For those who know of it, 555 Post is a very nice, Tenderloin/Union Square building. I am quite familiar with this building as I briefly worked for the company that used to occupy its premises, Euro RSCG. They’re a design and ad agency that lives up to nearly all the bad stereotypes of agencies and has since moved over to Telegraph Hill.
555 Post has however been empty since they moved out back in June. It’s a cool building though as it used to be a gentlemen’s club and as such it has a full, dark wood bar in it as well as the old contours of a swimming pool that was in the basement with a subterranean gaming room. I swear you can still smell cigars and Scotch in the walls of the lowers floors to this day. The upper floors are relatively nondescript, but it’s within this history that apparently the SF Flex Academy is opening on the 7th as in next Tuesday. I really have no idea what this is and after searching around a good deal, I think I have even less. Officially they claim to be:
…a full-time, tuition-free public charter school located in downtown San Francisco, serving students in grades 9-12 from anywhere in the Bay Area.
California’s first full-time, five-days-a-week hybrid school combines the best of online education with traditional, onsite schooling.
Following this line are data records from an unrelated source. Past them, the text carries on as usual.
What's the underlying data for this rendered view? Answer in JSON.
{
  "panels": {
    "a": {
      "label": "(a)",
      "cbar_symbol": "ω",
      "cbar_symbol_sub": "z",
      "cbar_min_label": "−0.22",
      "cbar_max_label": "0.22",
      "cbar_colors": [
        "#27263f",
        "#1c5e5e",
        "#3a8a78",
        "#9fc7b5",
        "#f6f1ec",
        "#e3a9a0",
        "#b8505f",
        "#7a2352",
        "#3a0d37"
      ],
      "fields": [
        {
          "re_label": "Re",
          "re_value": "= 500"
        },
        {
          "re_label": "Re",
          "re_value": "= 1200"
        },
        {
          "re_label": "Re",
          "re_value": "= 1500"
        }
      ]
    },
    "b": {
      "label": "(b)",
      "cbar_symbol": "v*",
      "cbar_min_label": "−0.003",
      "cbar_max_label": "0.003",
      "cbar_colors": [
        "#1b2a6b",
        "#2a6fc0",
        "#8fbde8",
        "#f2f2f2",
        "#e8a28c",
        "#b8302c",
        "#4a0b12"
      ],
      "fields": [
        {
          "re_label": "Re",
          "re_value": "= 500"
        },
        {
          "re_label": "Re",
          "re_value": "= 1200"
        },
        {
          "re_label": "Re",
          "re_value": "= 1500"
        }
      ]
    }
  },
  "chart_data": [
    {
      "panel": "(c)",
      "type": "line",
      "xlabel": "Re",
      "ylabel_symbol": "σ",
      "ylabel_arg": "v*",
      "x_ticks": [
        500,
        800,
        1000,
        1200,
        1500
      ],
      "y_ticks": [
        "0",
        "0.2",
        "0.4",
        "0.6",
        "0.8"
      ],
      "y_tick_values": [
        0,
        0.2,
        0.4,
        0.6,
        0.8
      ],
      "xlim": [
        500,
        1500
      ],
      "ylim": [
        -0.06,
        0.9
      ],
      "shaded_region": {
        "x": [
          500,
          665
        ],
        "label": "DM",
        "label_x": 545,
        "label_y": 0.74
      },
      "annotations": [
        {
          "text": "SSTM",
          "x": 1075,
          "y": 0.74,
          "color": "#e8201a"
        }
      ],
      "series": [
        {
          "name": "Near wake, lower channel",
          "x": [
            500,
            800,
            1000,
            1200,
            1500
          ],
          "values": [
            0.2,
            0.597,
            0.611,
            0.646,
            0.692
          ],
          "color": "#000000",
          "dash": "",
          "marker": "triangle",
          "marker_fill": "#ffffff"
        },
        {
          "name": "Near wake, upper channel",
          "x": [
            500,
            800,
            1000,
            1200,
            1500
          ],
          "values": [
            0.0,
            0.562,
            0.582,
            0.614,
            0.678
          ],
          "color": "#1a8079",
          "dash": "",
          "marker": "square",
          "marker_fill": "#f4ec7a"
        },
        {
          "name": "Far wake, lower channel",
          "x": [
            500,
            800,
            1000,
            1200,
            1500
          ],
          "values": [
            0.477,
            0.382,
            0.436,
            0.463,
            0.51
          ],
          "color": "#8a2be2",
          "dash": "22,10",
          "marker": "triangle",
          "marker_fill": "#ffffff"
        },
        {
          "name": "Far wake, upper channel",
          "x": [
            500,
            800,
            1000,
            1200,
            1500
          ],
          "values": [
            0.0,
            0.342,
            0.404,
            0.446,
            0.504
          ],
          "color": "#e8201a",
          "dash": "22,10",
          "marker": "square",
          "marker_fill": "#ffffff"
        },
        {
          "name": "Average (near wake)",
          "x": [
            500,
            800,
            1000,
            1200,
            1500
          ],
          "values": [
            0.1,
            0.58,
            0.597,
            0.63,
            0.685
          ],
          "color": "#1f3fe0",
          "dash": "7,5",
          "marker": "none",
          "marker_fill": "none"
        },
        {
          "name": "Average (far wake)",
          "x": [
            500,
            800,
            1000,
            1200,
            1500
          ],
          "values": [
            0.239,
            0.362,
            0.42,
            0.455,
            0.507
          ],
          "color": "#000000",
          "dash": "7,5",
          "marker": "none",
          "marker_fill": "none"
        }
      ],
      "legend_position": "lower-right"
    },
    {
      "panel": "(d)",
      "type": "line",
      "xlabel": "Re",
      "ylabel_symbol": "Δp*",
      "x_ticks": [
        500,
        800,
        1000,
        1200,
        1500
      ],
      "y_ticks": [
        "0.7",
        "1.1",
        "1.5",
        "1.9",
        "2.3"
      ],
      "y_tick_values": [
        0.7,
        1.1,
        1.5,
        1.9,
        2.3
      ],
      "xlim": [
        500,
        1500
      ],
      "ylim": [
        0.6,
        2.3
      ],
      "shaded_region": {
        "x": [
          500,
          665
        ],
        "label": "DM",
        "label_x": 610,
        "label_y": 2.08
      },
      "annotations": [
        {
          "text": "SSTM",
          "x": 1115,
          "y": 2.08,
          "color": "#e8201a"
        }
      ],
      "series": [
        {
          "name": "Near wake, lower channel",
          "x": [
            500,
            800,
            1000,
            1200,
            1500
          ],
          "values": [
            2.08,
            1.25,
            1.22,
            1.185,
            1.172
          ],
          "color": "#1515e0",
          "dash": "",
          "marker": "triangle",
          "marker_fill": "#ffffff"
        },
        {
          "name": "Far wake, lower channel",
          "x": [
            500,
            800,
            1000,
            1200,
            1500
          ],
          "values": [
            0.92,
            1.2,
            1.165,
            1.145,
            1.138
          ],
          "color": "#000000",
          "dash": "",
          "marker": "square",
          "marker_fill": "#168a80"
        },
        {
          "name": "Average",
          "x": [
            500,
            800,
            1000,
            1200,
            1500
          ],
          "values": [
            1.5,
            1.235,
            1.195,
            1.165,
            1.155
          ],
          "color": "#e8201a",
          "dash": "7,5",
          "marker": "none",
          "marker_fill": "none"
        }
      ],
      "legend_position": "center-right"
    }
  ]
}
SF Flex uses the curriculum from K12, the largest provider of online learning for grades K-12, to offer courses in the core subjects (Math, English, History and Science) along with a robust catalog of electives. Students attend school in our building every weekday, are supported by professional, certified teachers, and can participate in extracurricular sports, activities, and clubs…
There’s a bit more than, but you get the drift. Unfortunately that’s about all you get. Trying to find anything else on their site that describes them in heavy detail is all but impossible. Furthermore, a search on SFGate turns up no related results for them which is really weird for a brand-new school opening up in the heart of the city. Also, they call themselves a “public school” yet they’re not listed anywhere as a San Francisco public school.
To further muddy the waters, when reading their PR announcement, I saw that the parent company of this, K12, is a publicly traded company based in Virginia. So, not only is it not a true public institution nor a non-profit, but it’s a private company that’s publicly traded. If anyone finds this to be a good idea, let me point my finger at the awesomeness that is our current publicly-traded, capitalism-based health case system that keeps me stocking up on the much cheaper meds whenever I visit those “commie” systems in Europe.
All of this is just weird and in case you didn’t get the point by now, I have serious doubts to this thing. An 11,000+ square foot building, despite being on the edge of the Tenderloin, is not cheap, and will cost about $400,000 in rent yearly. That’s why an ad agency (who regularly pulled in very, very fat contracts) left and it leaves me wondering how a learning institution that is in theory “free” (i.e. not charging the $25k a year that the AoA does) is able to fill the space and not be dodgy.